Ярый борец за выживание нации, вооружённый резиновыми кольцами, не называл Лорда Давлиша Биллом, но, тем не менее, обращался к нему весьма фамильярно. Видя, что его светлость не спешит сфокусировать на нём свой взгляд (учитывая протяжённость Шефтсбери-авеню, нельзя было так сходу решить проблему, как ударить по мячу, чтобы он пролетел такое большое расстояние), бродяга поведал свою семейную тайну ещё раз. Лорд Давлиш отрешённо посмотрел на него.
- Нет, не получится, - произнёс он, - но вы похоже считаете, что надо попытаться.… Простите, вы, кажется, что-то сказали?
Его собеседник огласил своё сообщение в третий раз. Неоднократное повторение привело к тому, что он сам уже верил в то, что говорил, и голос его звучал весьма проникновенно.
- Четверо голодающих детей?
- Четверо, папаша, не дайте погибнуть.
- Да у вас, похоже, совсем не остаётся времени на гольф, – посочувствовал Лорд Давлиш.
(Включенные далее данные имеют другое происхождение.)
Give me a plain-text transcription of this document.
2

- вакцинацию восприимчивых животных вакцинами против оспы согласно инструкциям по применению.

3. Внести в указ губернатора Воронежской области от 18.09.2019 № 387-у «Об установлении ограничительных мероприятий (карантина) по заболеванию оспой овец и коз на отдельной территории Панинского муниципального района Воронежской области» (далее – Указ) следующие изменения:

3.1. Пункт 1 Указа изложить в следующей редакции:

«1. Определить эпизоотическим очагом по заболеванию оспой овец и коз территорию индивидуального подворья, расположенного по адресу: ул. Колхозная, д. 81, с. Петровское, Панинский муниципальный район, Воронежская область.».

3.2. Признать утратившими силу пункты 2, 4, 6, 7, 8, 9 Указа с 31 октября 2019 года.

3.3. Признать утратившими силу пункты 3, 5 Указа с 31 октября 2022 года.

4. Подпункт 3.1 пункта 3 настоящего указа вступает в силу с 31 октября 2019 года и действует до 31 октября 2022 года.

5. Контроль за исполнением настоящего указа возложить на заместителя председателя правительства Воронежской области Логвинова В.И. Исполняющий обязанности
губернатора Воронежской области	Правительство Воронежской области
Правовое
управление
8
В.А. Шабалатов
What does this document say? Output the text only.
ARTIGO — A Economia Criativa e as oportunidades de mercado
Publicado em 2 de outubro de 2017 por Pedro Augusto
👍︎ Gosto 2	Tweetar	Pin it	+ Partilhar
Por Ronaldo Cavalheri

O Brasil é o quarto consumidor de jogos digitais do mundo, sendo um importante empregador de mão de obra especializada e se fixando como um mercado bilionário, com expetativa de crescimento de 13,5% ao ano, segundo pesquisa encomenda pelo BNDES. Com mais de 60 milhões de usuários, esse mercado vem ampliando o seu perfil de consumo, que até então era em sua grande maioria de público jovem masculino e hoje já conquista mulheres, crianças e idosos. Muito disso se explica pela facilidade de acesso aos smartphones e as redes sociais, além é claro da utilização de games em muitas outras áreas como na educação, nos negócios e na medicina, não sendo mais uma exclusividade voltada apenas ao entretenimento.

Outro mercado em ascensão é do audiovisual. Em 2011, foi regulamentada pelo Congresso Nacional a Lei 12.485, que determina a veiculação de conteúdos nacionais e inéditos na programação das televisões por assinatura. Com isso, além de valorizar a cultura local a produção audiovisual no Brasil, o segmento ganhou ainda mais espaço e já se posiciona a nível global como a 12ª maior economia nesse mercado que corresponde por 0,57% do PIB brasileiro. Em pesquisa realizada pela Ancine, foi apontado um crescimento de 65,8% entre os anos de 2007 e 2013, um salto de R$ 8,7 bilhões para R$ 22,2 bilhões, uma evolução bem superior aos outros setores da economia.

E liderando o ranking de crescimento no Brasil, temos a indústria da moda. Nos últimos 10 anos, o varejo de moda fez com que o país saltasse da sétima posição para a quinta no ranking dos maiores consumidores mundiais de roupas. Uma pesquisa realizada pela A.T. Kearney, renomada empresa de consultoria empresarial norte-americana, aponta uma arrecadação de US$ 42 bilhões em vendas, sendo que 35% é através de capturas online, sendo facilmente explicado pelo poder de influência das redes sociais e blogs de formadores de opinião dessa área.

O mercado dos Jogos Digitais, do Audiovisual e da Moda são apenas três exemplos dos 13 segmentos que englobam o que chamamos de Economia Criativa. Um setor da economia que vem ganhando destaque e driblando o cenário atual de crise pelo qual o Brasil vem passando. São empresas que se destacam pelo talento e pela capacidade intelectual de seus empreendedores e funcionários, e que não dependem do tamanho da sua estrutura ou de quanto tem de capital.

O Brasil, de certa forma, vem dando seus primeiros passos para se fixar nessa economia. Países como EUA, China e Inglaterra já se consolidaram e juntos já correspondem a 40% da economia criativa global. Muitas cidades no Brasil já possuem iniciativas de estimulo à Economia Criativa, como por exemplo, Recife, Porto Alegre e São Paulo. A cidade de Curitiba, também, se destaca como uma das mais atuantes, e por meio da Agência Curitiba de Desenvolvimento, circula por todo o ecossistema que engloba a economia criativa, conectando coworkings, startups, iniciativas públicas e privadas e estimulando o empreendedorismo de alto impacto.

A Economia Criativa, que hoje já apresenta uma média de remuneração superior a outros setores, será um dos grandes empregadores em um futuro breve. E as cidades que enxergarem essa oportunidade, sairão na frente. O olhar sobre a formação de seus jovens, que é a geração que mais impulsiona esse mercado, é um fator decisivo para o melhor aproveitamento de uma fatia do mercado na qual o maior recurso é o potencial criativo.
Скорбно надувая петуха, потёртый субъект произнес: - Мои дети вот уже три дня не ели хлеба.
Последнее сообщение не очень-то тронуло Лорда Давлиша. Он не был большим поклонником хлеба, но, как говорят, о вкусах не спорят, и, видя, что бедняга с запонками похоже всерьёз расстроен, он поспешил выразить своё соболезнование.
- Да, конечно, если они так любят хлеб, то всё это ужасно. Что будете делать?
- Купите петуха, папаша, – посоветовал бродяга, - презабавная вещица, получите массу удовольствия.
Лорд Давлиш посмотрел на странную птицу без всякого энтузиазма.
- Нет, – отказался он, слегка колеблясь.
Повисло неловкое молчание. Ситуация казалось, зашла в тупик.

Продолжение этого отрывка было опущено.